Virtua Quest is a great concept, but a quick play with some faulty mechanics.
The games story revolves around the young and naive hero Sei, who dives into a virtual world called the Nexus. The Nexus is a virtual world for people to escape the reality that is life in the future. Sei however, travels into the Nexus's old abandoned areas looking for data chips to sell for parts for his air bike. While searching, he comes across strange wanderers who warn him about Judgment six, an organization that uses data-cyborg based fighting drones called Durals, who wish to rule the Nexus. These strangers also introduce Sei to Virtua souls: sealed data and fighting techniques from various Virtua Fighters. These souls were recorded during the Virtua Fighter series tournaments and were leaked into the Nexus. Together, with the power of Virtua souls, Sei embarks on a journey to stop the evil Judgment Six, save the Nexus, and ultimately the entire world.
The game's levels break up into a decently well balanced split of platforming and fighting, but the latter is clearly the main focus. After each completed level you are given a rank based on your performance, and this increases your overall Hunter Rank. As you rank up more and more you are given the option to take the next rank Hunters Test, which changes your cosmetic appearance and fighting abilities. The highlight of this game is found in its customization of both your character and his sidekick Bit. As you complete hunter challenges and gain better licenses your character evolves. Your stats are based on one of the most interesting equipment dynamics I've ever seen. You are given a three dimensional grid in the shape of a cube. As you progresses through the game you gain not experience, but cash for purchasing tools. These tools come in a variety of different shapes and sizes based on their effects and you must strategize how to best fit them in your 3D grid. Your partner Bit can transform into a fairly large array of animals, each with unique abilities, depending on what you feed it. Just trying to unlock them all by farming cash is like an extreme game of Tamagachi, or a less interesting version of Digimon World.

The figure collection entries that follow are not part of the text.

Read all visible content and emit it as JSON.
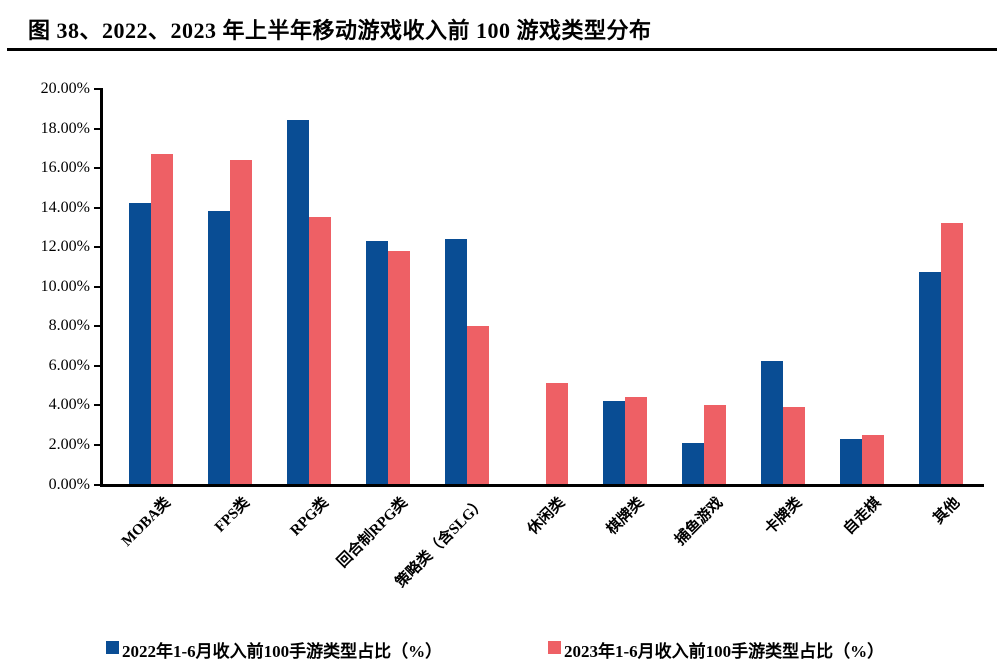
{
  "figure": {
    "title": "图 38、2022、2023 年上半年移动游戏收入前 100 游戏类型分布"
  },
  "colors": {
    "series_2022": "#094d94",
    "series_2023": "#ee6065",
    "axis": "#000000",
    "text": "#000000",
    "background": "#ffffff"
  },
  "chart_data": {
    "type": "bar",
    "title": "图 38、2022、2023 年上半年移动游戏收入前 100 游戏类型分布",
    "categories": [
      "MOBA类",
      "FPS类",
      "RPG类",
      "回合制RPG类",
      "策略类（含SLG）",
      "休闲类",
      "棋牌类",
      "捕鱼游戏",
      "卡牌类",
      "自走棋",
      "其他"
    ],
    "series": [
      {
        "name": "2022年1-6月收入前100手游类型占比（%）",
        "color": "#094d94",
        "values": [
          14.2,
          13.8,
          18.4,
          12.3,
          12.4,
          0,
          4.2,
          2.1,
          6.2,
          2.3,
          10.7
        ]
      },
      {
        "name": "2023年1-6月收入前100手游类型占比（%）",
        "color": "#ee6065",
        "values": [
          16.7,
          16.4,
          13.5,
          11.8,
          8.0,
          5.1,
          4.4,
          4.0,
          3.9,
          2.5,
          13.2
        ]
      }
    ],
    "xlabel": "",
    "ylabel": "",
    "ylim": [
      0,
      20
    ],
    "ytick_step": 2,
    "ytick_format": "0.00%",
    "grid": false,
    "legend_position": "bottom"
  }
}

Movement and platforming in this game is by far the biggest chore. The only camera control you have is resetting it behind you with the L-button. It's always important to have that feature in a game, but since the camera has no auto tracking with movements or combat, it does very little on its own. Platforming is broken up into a few different repeated obstacles, which the game familiarizes you with through a training mission in the beginning of the game. Jumping from spot to spot, wall hanging, wall running (Prince of Persia style), and of course your whip. Your whip can latch on to different colored orbs that move you in different ways. Some have you swing back and forth, in full circles, and some carry you to predetermined spots along a set path. In the regular missions the platforming never becomes overly difficult and missions don't require much platforming to begin with. However, due to the precision the game requires you to have to perform a specific task, it may take you several tries to get through even the simplest pit falls. In the hunter rank challenges, the precision needed to progress is amplified a hundred fold since they are completely pitfall based. The hidden Masters Test is borderline impossible due to the games mechanics. You will often find yourself counting the seconds your holding the jump button just to get from one block to another on a straight jump, which is nearly impossible if the camera isn't right. Hardcore platformers may be excited by the challenge, but unfortunately the game hasn't much to offer after you complete all four tests the game offers.

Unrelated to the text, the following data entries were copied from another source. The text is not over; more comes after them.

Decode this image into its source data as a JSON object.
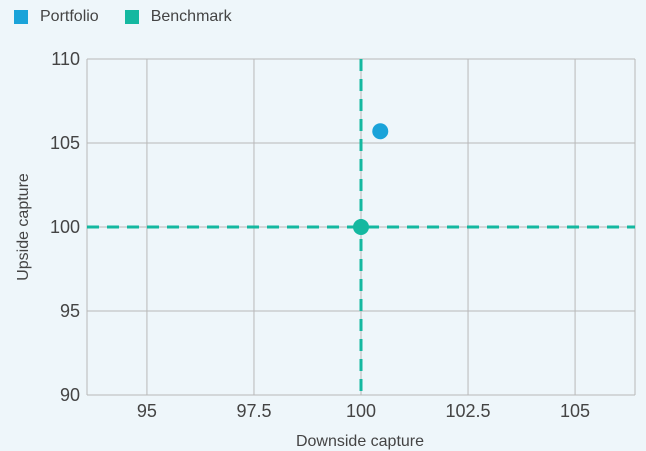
{
  "colors": {
    "background": "#eef6fa",
    "grid": "#b8b8b8",
    "axis_text": "#444444",
    "portfolio": "#1aa3d9",
    "benchmark": "#14b8a0"
  },
  "legend": {
    "items": [
      {
        "label": "Portfolio",
        "color": "#1aa3d9"
      },
      {
        "label": "Benchmark",
        "color": "#14b8a0"
      }
    ]
  },
  "chart_data": {
    "type": "scatter",
    "title": "",
    "xlabel": "Downside capture",
    "ylabel": "Upside capture",
    "xlim": [
      93.6,
      106.4
    ],
    "ylim": [
      90,
      110
    ],
    "xticks": [
      95,
      97.5,
      100,
      102.5,
      105
    ],
    "xtick_labels": [
      "95",
      "97.5",
      "100",
      "102.5",
      "105"
    ],
    "yticks": [
      90,
      95,
      100,
      105,
      110
    ],
    "ytick_labels": [
      "90",
      "95",
      "100",
      "105",
      "110"
    ],
    "grid": true,
    "legend_position": "top-left",
    "reference_lines": {
      "x": 100,
      "y": 100,
      "style": "dashed",
      "color": "#14b8a0"
    },
    "series": [
      {
        "name": "Portfolio",
        "color": "#1aa3d9",
        "points": [
          {
            "x": 100.45,
            "y": 105.7
          }
        ]
      },
      {
        "name": "Benchmark",
        "color": "#14b8a0",
        "points": [
          {
            "x": 100,
            "y": 100
          }
        ]
      }
    ]
  }
}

Fighting in this game is a bit more enjoyable, but can quickly become mundane since the mobs you encounter rarely become difficult to handle. The game attempts to keep it fresh by adding over 40 different Virtua Souls you can collect and being ablt to mix and match in your 6 move slots to create the ultimate warrior; however most of these skills are over kill for the average Dural until late in the game. Boss battles start off equally as simple and then skyrocket in difficulty later on. Each time you collect a Virtua Soul you must defeat a Virtua fighter to gain another one of his or hers corresponding skills. These battles also become drastically harder late in the game and often encourage a boring hit and run scenario with your unlimited SP. The game offers no lock on system with opponents unless you wish to use your whip on them in the air, and the lack of camera control has you smashing the L-bumper almost as often as you hit the A and X buttons. As far as attacking goes, the response time on pressing buttons is a little loose which can cause some problems, but for your average mob battle it usually goes unnoticed. Your biggest problems will be trying to keep a boss in your vision and being very careful how you hit the buttons.

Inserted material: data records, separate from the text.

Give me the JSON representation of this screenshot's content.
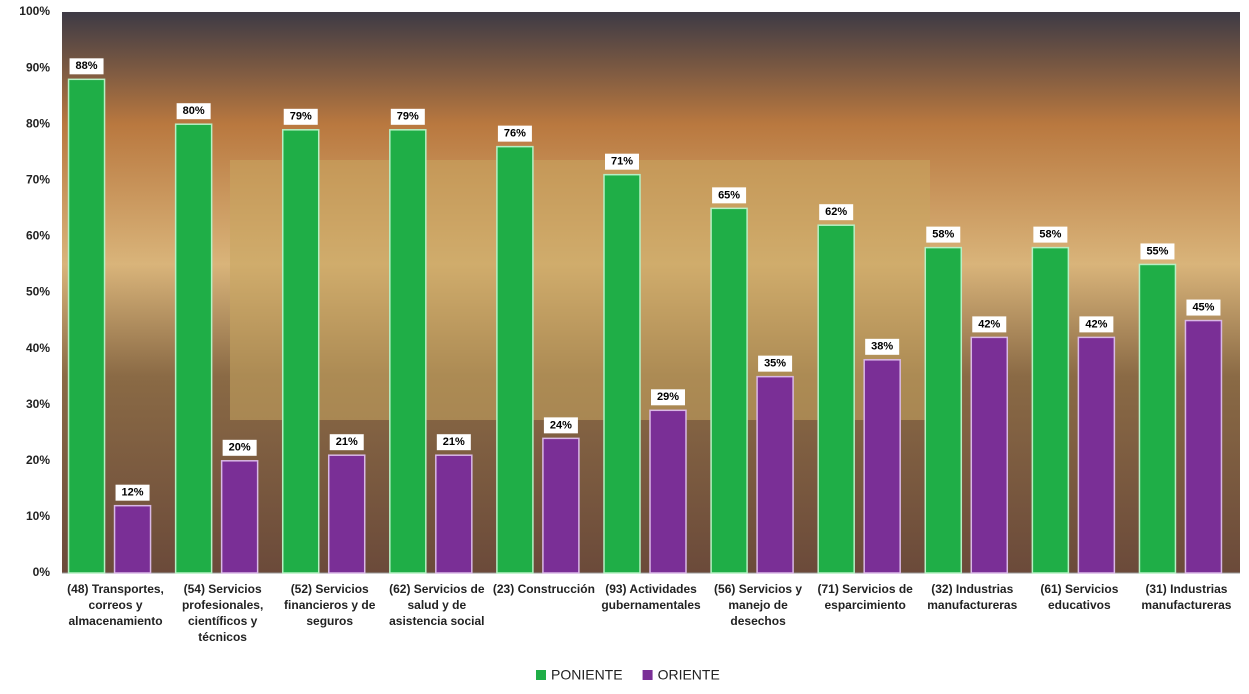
{
  "chart_data": {
    "type": "bar",
    "categories": [
      "(48) Transportes, correos y almacenamiento",
      "(54) Servicios profesionales, científicos y técnicos",
      "(52) Servicios financieros y de seguros",
      "(62) Servicios de salud y de asistencia social",
      "(23) Construcción",
      "(93) Actividades gubernamentales",
      "(56) Servicios y manejo de desechos",
      "(71) Servicios de esparcimiento",
      "(32) Industrias manufactureras",
      "(61) Servicios educativos",
      "(31) Industrias manufactureras"
    ],
    "series": [
      {
        "name": "PONIENTE",
        "color": "#1fae47",
        "values": [
          88,
          80,
          79,
          79,
          76,
          71,
          65,
          62,
          58,
          58,
          55
        ],
        "value_labels": [
          "88%",
          "80%",
          "79%",
          "79%",
          "76%",
          "71%",
          "65%",
          "62%",
          "58%",
          "58%",
          "55%"
        ]
      },
      {
        "name": "ORIENTE",
        "color": "#7a2f96",
        "values": [
          12,
          20,
          21,
          21,
          24,
          29,
          35,
          38,
          42,
          42,
          45
        ],
        "value_labels": [
          "12%",
          "20%",
          "21%",
          "21%",
          "24%",
          "29%",
          "35%",
          "38%",
          "42%",
          "42%",
          "45%"
        ]
      }
    ],
    "ylim": [
      0,
      100
    ],
    "yticks": [
      {
        "value": 0,
        "label": "0%"
      },
      {
        "value": 10,
        "label": "10%"
      },
      {
        "value": 20,
        "label": "20%"
      },
      {
        "value": 30,
        "label": "30%"
      },
      {
        "value": 40,
        "label": "40%"
      },
      {
        "value": 50,
        "label": "50%"
      },
      {
        "value": 60,
        "label": "60%"
      },
      {
        "value": 70,
        "label": "70%"
      },
      {
        "value": 80,
        "label": "80%"
      },
      {
        "value": 90,
        "label": "90%"
      },
      {
        "value": 100,
        "label": "100%"
      }
    ],
    "grid": false
  }
}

Virtua Quest is definitely an interesting and decent game, but it's clearly not polished enough to be considered a great game. The overall unresponsiveness becomes its ultimate downfall. Its mobs are reminiscent of lifeless trash found in crappy hack and slash games, with nowhere near the volume of enemies to present a good challenge. Still, it presents a unique mixture of fighting and platforming. Plus the Masters Challenge, hidden souls, collectible Viruta models, and more offer a decent replay value after you complete its ten hour story mode.